Bild: Bundestrainer Christian Prokop (r) beobachtet das Training
Berlin taz | Hendrik Pekeler griff sich immer wieder an den Kopf. Er konnte
nicht glauben, was da geschehen war, und wie dem Kreisläufer ging es an
diesem Abend Millionen Menschen. Pekeler stand in den Katakomben der Arena
von Krakau, die vielen anderen saßen vor dem Fernseher und hatten ein
Handballspiel gesehen, das Spuren hinterließ.
Es hatte schon viele Finalspiele bei großen Turnieren gegeben, aber nur
wenige waren so von einer Mannschaft dominiert worden wie das Endspiel der
Europameisterschaft vor zwei Jahren von Deutschland. Historisch war der
24:17-Erfolg von Pekeler und seinen Kollegen über Spanien, weil die Auswahl
des Deutschen Handballbunds (DHB) zwei Wochen zuvor als krasser Außenseiter
ins Turnier gestartet. „Diese 60 Minuten waren der absolute Wahnsinn“, sagt
Pekeler. Mit ihm stürmte ein Team der Namenlosen auf den Gipfel.
Am Freitag beginnt die EM in Kroatien, Samstag steht für die Deutschen das
erste Gruppenspiel gegen Montenegro an und Pekeler ahnt, dass es nicht mehr
so werden kann wie 2016 in Polen. Deutschland zählt zum Kreis der Nationen,
denen der EM-Titel zugetraut wird. Wenn die deutsche Mannschaft noch einmal
die Siegertrophäe in den Händen halten will, muss sie einen anderen Weg
finden.
Andreas Wolff weiß das.

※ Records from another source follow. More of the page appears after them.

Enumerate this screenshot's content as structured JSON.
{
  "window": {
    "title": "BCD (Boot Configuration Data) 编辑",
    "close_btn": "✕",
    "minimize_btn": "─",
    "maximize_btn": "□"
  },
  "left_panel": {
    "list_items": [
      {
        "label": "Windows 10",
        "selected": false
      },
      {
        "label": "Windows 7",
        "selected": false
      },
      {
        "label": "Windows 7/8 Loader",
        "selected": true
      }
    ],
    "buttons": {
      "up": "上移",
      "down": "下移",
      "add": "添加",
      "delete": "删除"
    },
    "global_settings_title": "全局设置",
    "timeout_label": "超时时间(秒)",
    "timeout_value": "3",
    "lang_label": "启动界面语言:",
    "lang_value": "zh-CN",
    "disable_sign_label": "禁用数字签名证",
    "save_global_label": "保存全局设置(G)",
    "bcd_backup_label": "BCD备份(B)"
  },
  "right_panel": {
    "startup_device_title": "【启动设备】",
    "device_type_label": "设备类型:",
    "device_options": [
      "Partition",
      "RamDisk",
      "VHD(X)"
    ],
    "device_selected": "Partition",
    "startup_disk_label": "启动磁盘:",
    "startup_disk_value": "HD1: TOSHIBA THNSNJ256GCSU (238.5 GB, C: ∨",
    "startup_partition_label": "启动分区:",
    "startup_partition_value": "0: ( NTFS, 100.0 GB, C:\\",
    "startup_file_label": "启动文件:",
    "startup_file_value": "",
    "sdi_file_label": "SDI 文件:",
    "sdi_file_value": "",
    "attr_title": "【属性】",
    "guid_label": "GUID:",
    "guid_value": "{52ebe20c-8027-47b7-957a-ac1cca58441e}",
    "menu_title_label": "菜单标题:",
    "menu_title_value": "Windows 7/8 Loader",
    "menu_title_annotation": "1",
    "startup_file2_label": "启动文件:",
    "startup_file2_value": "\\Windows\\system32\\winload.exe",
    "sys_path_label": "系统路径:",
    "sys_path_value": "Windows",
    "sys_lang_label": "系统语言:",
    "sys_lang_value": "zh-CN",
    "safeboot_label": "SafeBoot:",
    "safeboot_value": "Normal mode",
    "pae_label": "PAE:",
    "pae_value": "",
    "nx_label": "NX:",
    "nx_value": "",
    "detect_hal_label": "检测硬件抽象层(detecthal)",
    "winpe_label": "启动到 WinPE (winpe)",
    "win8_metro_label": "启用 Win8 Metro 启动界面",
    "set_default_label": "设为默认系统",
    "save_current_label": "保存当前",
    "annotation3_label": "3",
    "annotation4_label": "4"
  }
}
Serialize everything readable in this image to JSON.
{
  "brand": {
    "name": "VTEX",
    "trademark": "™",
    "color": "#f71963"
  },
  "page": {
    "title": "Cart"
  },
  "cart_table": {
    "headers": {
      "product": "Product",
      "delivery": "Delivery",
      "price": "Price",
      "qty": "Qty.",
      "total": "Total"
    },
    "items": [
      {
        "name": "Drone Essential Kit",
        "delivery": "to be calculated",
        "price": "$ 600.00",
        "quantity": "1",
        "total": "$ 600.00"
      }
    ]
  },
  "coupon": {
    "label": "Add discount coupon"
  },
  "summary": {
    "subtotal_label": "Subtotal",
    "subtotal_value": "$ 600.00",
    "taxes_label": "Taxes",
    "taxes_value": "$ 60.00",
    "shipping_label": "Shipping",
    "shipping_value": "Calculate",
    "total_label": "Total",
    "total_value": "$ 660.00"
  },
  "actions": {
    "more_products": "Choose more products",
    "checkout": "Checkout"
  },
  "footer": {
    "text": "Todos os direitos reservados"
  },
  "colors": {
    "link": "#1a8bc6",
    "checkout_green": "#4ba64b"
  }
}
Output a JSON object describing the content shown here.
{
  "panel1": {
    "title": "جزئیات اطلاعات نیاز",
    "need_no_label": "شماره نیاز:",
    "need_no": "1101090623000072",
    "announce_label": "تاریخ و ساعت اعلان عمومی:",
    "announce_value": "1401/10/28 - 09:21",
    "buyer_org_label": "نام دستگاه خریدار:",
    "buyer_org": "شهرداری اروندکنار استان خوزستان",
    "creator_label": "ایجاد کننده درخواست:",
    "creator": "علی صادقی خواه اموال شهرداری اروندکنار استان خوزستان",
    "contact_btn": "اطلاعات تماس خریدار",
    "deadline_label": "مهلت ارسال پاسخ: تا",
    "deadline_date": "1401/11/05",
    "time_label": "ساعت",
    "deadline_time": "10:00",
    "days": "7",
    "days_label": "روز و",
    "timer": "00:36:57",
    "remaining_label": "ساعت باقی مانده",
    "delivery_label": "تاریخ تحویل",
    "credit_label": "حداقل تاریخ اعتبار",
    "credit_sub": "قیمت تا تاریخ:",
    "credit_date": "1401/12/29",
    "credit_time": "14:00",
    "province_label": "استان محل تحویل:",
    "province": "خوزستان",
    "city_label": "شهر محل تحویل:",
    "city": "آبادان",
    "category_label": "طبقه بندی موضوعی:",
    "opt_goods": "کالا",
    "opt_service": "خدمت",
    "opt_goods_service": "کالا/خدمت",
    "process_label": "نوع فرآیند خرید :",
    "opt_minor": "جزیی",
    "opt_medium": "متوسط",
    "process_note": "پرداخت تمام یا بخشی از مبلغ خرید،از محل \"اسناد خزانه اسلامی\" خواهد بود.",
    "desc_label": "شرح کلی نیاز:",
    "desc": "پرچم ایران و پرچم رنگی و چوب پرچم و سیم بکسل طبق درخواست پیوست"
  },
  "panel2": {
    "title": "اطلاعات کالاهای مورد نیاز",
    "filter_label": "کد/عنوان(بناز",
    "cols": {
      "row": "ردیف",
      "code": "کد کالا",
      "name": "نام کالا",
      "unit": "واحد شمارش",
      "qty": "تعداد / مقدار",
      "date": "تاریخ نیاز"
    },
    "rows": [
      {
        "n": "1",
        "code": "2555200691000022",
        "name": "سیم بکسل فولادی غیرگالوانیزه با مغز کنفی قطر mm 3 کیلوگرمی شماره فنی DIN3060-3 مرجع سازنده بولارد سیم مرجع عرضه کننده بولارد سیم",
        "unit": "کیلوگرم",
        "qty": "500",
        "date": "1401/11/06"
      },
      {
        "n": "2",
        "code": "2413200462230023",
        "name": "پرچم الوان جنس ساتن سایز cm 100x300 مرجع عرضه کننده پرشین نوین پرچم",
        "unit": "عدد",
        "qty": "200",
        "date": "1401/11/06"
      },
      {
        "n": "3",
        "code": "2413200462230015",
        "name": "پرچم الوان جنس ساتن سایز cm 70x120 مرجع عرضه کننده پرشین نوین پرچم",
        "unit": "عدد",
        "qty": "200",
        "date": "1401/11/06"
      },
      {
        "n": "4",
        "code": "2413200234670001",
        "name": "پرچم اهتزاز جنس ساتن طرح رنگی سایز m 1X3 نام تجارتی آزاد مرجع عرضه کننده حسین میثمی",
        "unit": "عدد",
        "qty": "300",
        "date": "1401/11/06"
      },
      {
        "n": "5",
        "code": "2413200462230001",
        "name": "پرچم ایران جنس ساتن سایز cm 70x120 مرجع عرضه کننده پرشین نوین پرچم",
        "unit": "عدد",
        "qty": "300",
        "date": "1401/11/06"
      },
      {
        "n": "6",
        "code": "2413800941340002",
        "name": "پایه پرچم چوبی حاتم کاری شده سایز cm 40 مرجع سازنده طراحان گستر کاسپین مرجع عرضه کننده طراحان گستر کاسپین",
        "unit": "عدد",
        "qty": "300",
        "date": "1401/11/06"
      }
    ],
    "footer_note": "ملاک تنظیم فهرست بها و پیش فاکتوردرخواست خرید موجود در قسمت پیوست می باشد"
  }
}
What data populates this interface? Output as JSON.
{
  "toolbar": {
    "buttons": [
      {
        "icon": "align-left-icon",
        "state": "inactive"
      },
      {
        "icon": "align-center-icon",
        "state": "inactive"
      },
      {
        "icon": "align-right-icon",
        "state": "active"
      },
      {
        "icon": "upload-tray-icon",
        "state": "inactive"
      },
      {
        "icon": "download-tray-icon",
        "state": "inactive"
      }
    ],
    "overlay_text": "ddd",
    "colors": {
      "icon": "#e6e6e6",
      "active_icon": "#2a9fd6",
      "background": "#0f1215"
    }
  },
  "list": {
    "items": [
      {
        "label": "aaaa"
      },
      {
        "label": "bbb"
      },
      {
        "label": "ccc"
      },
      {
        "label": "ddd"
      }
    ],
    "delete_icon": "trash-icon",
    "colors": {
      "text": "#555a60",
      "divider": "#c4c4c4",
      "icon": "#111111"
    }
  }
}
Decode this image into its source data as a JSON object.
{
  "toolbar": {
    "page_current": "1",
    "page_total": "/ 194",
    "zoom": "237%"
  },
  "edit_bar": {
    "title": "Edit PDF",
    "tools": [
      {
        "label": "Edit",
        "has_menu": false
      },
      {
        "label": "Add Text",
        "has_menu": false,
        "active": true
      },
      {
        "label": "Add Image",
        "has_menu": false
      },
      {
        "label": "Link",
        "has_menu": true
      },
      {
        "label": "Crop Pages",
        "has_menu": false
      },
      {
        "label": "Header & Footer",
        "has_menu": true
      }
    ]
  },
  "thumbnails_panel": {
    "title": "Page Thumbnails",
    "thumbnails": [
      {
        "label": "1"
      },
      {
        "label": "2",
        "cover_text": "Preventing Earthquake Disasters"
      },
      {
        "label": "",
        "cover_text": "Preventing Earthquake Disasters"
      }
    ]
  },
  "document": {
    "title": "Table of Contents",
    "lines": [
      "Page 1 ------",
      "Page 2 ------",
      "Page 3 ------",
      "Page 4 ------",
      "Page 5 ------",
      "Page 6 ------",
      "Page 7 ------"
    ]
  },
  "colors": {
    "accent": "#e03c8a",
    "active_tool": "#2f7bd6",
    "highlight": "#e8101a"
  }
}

Er war vor zwei Jahren innerhalb von zwei Wochen
von einem in der Fachwelt als talentierten Torhüter anerkannten Handballer
zu einem Superstar aufgestiegen. Zunächst parierte der damalige Wetzlarer
etliche Bälle, wurde im Finale gegen die Iberer zeitweilig zu einer
undurchdringlichen Wand, bejubelte mit seinen Kollegen den Triumph und war
anschließend eine Person, die auch außerhalb der Hallen Interesse
hervorrief.
Der Andreas Wolff des Jahres 2018 kann gar nicht mehr der von 2016 sein –
und wie dem Keeper geht es vielen in der deutschen Mannschaft. „Was soll
ich aus dem Turnier noch herausziehen?“, entgegnet Wolff, wenn er an seinen
persönlichen Durchbruch erinnert wird: „Seither sind zwei Jahre vergangen.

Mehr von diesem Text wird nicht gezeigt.